When war broke out in late July 1914, Luchs was in the Shanghai shipyard undergoing maintenance. She raced back to Qingdao, but her fate had already been decided. Along with her sister Tiger, Luchs was disarmed: her 10.5-centimeter guns and much of her crew went to outfit the Norddeutscher Lloyd postal steamer Prinz Eitel Friedrich as a commerce-raiding auxiliary cruiser. Her captain, Korvettenkapitan Thierichens, left to command the new raider. Luchs herself was decommissioned and towed into the inner harbor, a hollow shell of a warship. On the night of September 28-29, as Japanese forces tightened the siege around Qingdao, shipyard workers set scuttling charges and sent her to the bottom.
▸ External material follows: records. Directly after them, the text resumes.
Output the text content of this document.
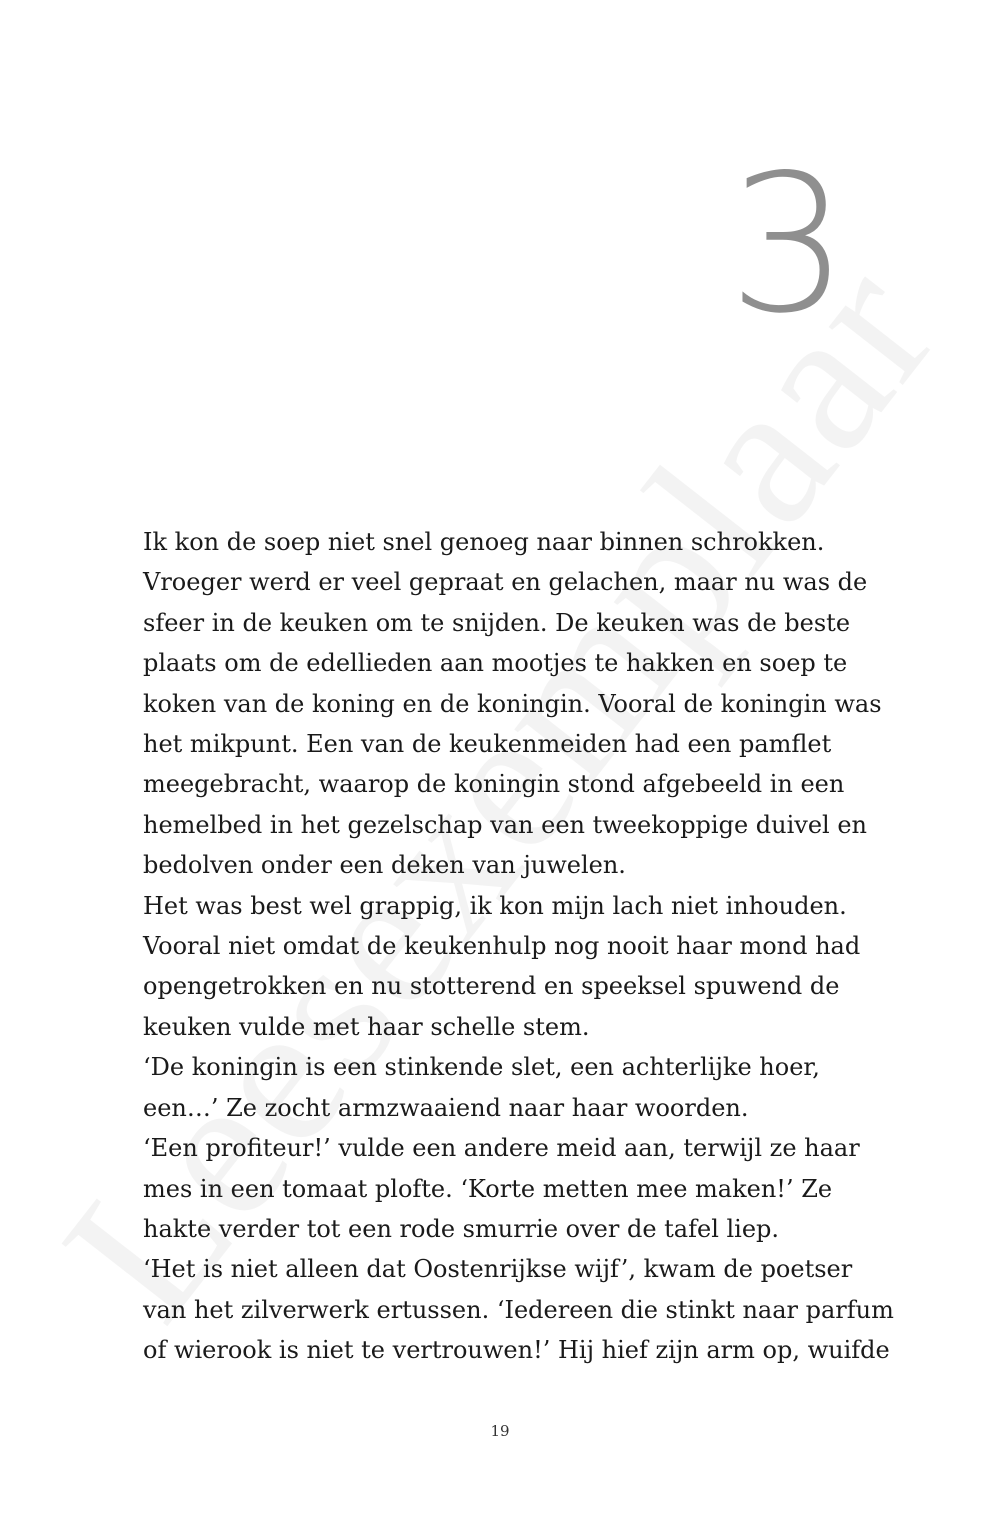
3
Ik kon de soep niet snel genoeg naar binnen schrokken.
Vroeger werd er veel gepraat en gelachen, maar nu was de
sfeer in de keuken om te snijden. De keuken was de beste
plaats om de edellieden aan mootjes te hakken en soep te
koken van de koning en de koningin. Vooral de koningin was
het mikpunt. Een van de keukenmeiden had een pamflet
meegebracht, waarop de koningin stond afgebeeld in een
hemelbed in het gezelschap van een tweekoppige duivel en
bedolven onder een deken van juwelen.
Het was best wel grappig, ik kon mijn lach niet inhouden.
Vooral niet omdat de keukenhulp nog nooit haar mond had
opengetrokken en nu stotterend en speeksel spuwend de
keuken vulde met haar schelle stem.
‘De koningin is een stinkende slet, een achterlijke hoer,
een…’ Ze zocht armzwaaiend naar haar woorden.
‘Een profiteur!’ vulde een andere meid aan, terwijl ze haar
mes in een tomaat plofte. ‘Korte metten mee maken!’ Ze
hakte verder tot een rode smurrie over de tafel liep.
‘Het is niet alleen dat Oostenrijkse wijf’, kwam de poetser
van het zilverwerk ertussen. ‘Iedereen die stinkt naar parfum
of wierook is niet te vertrouwen!’ Hij hief zijn arm op, wuifde
19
She sank the same night as her sister Iltis -- two lynx and a name, misspelled at the start, forgotten at the end.

From the Air

SMS Luchs was scuttled in the inner harbor of Qingdao at approximately 36.05N, 120.27E. Jiaozhou Bay is clearly visible from altitude, with the Qingdao waterfront identifiable by its mix of German colonial architecture and modern high-rises. Nearest airport: ZSQD (Qingdao Jiaodong International Airport). The old harbor area lies in the Shinan District along the southern shore.